On this same evening, there was appointed to take place at the neighboring town of Lewiston, an installation of a Chapter, misnamed Benevolent, at which the arch conspirator was to be made Grand High Priest, and an opportunity was given to all associates from distant points to come together and to consult upon what it was best to do next. Here it is, that in spite of the untiring labors of an investigating committee organized for the purpose, and in spite of the entire application of the force of the courts of the country to the eliciting of the truth, the details of the affair which thus far have been clearly exposed, begin to grow dim and shadowy. There is reason to believe that Morgan was carried across the river in a boat at night, and placed at the disposal of a Canadian lodge at Newark. The scruples of one or two brethren who hesitated at the idea of murder, brought on a refusal to assume the trust. Consultations on this side of the river followed, and messengers were dispatched to Rochester for advice. The final determination was, that Morgan must die, to pay the penalty of his violated oath. After this, every thing attending the catastrophe becomes more and more uncertain.
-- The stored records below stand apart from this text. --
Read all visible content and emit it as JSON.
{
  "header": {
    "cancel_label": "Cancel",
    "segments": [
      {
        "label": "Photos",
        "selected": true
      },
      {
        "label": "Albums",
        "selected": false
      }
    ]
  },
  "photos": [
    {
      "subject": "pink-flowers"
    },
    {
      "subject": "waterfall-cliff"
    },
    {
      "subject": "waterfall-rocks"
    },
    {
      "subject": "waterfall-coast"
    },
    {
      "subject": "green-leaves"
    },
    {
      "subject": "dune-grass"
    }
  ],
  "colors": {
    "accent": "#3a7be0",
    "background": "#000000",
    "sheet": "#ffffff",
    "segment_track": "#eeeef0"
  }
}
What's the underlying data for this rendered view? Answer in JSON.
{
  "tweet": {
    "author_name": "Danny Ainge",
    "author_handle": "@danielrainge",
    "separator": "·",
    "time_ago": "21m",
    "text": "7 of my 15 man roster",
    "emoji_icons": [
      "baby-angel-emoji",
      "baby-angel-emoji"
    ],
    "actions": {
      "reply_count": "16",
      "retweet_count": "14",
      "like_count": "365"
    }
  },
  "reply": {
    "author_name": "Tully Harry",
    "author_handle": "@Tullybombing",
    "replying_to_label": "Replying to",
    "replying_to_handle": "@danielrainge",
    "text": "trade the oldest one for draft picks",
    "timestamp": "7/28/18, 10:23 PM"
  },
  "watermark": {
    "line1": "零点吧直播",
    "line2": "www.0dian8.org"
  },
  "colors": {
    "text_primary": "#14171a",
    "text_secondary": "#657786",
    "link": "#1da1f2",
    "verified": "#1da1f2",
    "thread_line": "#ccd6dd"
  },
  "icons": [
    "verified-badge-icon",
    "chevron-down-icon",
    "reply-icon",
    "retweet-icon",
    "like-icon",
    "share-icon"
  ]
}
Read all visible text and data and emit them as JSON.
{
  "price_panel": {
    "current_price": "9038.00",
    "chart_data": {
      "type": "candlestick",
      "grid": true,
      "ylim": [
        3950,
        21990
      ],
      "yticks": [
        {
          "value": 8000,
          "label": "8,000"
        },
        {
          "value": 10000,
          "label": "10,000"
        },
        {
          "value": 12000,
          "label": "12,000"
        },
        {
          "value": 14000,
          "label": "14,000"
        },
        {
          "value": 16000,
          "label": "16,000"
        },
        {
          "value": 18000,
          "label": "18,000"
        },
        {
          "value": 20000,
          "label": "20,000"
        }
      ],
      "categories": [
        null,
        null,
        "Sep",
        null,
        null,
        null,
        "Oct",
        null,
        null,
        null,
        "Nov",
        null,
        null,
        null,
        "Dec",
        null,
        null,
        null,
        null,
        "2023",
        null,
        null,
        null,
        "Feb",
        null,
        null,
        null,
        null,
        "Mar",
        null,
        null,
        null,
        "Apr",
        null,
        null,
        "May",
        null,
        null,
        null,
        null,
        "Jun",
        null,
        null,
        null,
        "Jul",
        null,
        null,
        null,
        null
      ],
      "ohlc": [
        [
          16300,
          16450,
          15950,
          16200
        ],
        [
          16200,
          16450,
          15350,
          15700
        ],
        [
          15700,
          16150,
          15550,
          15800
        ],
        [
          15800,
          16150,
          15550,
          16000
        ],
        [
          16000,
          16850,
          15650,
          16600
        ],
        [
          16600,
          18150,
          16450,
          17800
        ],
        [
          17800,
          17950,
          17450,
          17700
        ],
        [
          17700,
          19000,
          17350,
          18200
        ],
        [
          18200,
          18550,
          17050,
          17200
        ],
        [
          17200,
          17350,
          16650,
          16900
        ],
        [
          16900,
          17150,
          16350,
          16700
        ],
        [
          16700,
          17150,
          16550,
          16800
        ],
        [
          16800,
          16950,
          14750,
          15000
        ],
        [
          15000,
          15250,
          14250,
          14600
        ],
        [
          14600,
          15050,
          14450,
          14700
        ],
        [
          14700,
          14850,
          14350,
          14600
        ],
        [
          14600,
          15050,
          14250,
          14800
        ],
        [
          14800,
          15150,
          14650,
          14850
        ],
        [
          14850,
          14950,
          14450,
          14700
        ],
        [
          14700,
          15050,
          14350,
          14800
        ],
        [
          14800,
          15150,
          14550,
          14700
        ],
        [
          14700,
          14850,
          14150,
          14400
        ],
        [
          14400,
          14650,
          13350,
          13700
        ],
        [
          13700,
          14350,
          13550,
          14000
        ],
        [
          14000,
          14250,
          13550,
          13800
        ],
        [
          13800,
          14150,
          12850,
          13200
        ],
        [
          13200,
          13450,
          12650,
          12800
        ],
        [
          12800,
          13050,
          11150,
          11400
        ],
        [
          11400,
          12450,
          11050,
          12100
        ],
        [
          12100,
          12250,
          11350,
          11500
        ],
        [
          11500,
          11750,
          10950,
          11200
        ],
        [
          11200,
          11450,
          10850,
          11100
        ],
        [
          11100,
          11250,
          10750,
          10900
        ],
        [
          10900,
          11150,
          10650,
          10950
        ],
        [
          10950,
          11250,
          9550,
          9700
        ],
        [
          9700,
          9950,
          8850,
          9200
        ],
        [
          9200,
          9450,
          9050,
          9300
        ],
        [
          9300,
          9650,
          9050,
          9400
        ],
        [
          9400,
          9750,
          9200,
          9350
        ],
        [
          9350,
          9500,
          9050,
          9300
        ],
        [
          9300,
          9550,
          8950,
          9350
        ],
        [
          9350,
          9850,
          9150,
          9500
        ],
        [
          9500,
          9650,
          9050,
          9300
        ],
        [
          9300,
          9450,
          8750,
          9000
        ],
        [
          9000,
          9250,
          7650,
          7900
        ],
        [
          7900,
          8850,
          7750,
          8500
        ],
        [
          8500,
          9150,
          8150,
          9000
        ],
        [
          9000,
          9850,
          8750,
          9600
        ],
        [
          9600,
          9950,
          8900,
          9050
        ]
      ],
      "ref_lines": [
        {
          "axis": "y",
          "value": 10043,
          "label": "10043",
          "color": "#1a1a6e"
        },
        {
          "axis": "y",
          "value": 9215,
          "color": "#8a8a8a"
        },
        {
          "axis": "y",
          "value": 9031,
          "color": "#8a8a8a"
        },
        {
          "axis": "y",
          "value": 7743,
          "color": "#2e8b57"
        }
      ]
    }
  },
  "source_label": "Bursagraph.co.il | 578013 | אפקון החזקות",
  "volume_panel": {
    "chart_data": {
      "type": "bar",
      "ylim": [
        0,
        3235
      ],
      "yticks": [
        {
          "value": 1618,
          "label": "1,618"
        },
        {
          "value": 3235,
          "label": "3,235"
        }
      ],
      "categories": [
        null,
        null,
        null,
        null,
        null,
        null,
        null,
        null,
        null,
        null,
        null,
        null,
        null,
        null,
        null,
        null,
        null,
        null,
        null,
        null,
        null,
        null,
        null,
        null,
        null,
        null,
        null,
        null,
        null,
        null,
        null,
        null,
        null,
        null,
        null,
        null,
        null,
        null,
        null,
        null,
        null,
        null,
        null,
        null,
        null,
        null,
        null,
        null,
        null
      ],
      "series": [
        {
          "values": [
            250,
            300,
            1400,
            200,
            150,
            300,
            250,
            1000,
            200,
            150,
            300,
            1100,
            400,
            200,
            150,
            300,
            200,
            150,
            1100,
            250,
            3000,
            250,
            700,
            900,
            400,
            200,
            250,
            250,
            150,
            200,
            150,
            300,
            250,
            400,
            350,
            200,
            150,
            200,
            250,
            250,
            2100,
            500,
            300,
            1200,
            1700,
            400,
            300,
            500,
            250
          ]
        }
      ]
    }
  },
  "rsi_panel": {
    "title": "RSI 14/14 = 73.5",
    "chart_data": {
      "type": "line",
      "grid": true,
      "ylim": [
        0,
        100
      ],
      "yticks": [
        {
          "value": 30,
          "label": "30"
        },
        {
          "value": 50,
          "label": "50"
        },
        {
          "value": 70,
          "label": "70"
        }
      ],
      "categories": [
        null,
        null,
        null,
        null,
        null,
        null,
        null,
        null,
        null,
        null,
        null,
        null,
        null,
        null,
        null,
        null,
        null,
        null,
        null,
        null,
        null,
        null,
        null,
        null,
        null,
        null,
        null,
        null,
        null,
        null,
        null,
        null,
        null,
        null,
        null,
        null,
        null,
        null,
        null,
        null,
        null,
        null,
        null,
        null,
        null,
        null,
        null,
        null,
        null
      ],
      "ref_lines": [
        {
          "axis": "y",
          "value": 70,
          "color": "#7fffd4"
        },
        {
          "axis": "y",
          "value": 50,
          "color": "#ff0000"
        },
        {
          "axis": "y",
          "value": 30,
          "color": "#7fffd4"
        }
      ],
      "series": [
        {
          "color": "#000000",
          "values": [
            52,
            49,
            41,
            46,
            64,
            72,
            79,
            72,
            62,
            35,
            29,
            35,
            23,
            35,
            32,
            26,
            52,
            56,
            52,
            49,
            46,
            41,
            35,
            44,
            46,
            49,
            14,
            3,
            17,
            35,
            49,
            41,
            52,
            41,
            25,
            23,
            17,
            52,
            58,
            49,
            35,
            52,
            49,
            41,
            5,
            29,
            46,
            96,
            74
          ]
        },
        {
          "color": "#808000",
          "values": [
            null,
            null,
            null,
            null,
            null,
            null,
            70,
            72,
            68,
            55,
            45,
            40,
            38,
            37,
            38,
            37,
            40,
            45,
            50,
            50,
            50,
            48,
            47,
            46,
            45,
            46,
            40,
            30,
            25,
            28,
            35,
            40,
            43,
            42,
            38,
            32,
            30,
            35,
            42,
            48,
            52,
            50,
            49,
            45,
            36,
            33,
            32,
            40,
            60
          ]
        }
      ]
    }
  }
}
It is affirmed that eight Masons met and threw into a hat as many lots, three of which only were marked. Each man then drew a lot, and where it was not a marked lot, he went immediately home. There is reason to believe that the three who remained, were the persons who, on the night of the 19th or 20th of September, took their victim from the fort, where he had been kept for sacrifice, carried him in a boat to the middle of the stream, and having fastened upon him a heavy weight, precipitated him into eternity.